Pourquoi les gendarmes qui ont écrasé Adama du poids de leurs trois corps ne sont-ils toujours pas mis en examen ? Pourquoi la vie de mon frère ne valait-elle rien aux yeux des forces de l’ordre ? Pourquoi, depuis son décès, mes frères se retrouvent-ils avec leurs larmes et leur peine derrière les barreaux des prisons, attaqués, ciblés, humiliés, coupés de leur famille, de leurs enfants ? De quel sentiment, de quel système procède cet acharnement qui s’abat sur nous chaque jour un peu plus ?
Ces hommes nous ont élevés dans le respect de l’autre, ils nous ont appris la solidarité, la dignité, l’honneur.
Je ne cesserai jamais de l’affirmer : mourir parce qu’on est noir, mourir parce qu’on est un homme habitant dans les quartiers populaires, mourir parce qu’on court, mourir parce qu’on n’a pas ses papiers d’identité sur soi est une honte pour la démocratie. Une abomination entretenue par un système qui piétine à l’envi toutes les valeurs dont l’Etat français, prétendu pays des droits de l’homme, se vante.

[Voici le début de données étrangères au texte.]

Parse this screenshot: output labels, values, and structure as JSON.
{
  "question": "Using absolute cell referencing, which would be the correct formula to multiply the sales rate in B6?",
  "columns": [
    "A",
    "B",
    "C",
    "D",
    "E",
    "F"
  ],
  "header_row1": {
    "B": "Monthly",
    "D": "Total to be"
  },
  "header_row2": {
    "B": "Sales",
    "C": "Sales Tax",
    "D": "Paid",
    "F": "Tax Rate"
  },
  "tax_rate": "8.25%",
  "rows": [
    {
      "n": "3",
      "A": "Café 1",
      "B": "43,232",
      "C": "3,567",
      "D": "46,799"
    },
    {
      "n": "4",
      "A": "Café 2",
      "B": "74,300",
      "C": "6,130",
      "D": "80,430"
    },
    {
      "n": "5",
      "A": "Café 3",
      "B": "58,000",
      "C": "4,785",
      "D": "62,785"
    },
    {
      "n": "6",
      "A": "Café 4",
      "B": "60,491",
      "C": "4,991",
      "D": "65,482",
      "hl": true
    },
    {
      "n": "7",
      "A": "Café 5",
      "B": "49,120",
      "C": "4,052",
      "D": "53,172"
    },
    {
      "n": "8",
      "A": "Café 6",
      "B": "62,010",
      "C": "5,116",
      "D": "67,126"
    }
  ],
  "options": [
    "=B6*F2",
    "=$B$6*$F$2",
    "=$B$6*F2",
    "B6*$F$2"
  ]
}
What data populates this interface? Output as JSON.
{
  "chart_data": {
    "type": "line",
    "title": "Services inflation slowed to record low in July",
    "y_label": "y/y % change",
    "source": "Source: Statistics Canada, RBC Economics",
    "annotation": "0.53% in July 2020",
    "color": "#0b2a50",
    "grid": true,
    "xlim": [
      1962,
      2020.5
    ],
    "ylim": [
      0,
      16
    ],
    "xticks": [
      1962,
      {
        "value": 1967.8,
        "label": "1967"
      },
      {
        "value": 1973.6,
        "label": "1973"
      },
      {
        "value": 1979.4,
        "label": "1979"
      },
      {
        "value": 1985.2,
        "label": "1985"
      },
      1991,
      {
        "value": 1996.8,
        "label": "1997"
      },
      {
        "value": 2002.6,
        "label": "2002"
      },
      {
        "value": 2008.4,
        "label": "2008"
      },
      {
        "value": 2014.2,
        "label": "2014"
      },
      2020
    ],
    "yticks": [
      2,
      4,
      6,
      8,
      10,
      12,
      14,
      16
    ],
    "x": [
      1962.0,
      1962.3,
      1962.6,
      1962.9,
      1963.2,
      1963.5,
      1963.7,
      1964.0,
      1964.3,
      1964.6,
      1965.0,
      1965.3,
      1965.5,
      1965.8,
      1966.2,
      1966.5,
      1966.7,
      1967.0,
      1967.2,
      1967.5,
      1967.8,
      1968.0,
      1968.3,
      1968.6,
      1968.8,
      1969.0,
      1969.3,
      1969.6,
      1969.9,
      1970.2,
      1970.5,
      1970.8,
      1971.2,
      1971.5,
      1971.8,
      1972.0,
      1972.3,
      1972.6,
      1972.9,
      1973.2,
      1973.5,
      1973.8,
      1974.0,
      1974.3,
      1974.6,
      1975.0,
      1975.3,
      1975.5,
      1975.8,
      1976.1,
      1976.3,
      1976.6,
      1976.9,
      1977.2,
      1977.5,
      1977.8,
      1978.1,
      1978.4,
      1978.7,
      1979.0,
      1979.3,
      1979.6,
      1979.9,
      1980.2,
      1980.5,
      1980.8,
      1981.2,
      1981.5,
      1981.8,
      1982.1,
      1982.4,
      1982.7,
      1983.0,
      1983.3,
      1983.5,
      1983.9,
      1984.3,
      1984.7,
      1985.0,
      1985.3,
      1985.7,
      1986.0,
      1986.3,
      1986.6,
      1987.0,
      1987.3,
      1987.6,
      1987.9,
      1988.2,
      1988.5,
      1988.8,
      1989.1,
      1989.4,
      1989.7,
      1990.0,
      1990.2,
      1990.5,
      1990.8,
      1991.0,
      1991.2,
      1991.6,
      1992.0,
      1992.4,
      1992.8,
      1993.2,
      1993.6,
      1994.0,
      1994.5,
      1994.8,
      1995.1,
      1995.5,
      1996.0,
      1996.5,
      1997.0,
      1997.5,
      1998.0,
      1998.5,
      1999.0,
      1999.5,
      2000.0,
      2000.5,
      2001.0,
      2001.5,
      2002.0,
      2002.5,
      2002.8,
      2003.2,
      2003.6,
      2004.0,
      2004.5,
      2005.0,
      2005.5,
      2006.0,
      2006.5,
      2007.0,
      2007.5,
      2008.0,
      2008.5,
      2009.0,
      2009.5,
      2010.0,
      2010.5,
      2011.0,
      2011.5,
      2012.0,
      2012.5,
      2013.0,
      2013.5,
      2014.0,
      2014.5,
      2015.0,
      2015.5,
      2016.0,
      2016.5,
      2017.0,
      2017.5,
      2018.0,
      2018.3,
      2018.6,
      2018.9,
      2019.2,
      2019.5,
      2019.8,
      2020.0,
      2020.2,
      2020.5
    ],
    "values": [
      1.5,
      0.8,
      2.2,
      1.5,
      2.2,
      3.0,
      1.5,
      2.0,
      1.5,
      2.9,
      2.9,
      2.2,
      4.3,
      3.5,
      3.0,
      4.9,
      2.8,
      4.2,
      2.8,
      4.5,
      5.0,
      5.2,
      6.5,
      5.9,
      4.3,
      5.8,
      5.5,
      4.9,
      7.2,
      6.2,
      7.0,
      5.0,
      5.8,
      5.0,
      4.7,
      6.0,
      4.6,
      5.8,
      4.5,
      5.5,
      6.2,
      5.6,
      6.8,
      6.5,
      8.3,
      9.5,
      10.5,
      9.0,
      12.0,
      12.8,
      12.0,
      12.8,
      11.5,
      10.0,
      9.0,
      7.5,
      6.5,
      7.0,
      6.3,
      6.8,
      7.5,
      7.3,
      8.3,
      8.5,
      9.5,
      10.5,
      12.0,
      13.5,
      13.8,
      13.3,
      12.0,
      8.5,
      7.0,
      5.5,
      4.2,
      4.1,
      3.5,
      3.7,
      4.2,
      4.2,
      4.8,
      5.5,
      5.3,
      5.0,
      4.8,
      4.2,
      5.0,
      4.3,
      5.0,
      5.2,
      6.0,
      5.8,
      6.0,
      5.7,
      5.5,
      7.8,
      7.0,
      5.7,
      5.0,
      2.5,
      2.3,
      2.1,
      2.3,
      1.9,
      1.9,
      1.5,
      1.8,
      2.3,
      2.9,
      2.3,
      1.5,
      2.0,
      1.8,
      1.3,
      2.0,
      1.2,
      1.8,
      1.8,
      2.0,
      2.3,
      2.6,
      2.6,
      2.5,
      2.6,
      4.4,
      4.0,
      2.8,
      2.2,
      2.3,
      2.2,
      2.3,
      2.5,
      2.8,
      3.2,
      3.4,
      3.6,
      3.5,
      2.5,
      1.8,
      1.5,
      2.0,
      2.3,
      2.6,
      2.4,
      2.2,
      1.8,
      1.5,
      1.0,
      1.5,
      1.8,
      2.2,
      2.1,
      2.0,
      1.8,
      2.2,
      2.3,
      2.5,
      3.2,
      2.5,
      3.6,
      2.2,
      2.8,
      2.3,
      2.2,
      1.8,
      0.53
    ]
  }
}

Adama, mes frères et sœurs et moi-même sommes les descendants d’une famille malienne. Nous avons vu nos grands-pères tomber en soldats pour la France, notre père travailler pour construire ici des logements, agoniser jusqu’à être emporté par un cancer des poumons à cause de l’amiante. Ces hommes nous ont élevés dans le respect de l’autre, ils nous ont appris la solidarité, la dignité, l’honneur. Nous ne transigerons jamais sur nos droits. Je veux la vérité et la justice pour Adama. Mon petit frère est mort, ne l’oubliez jamais.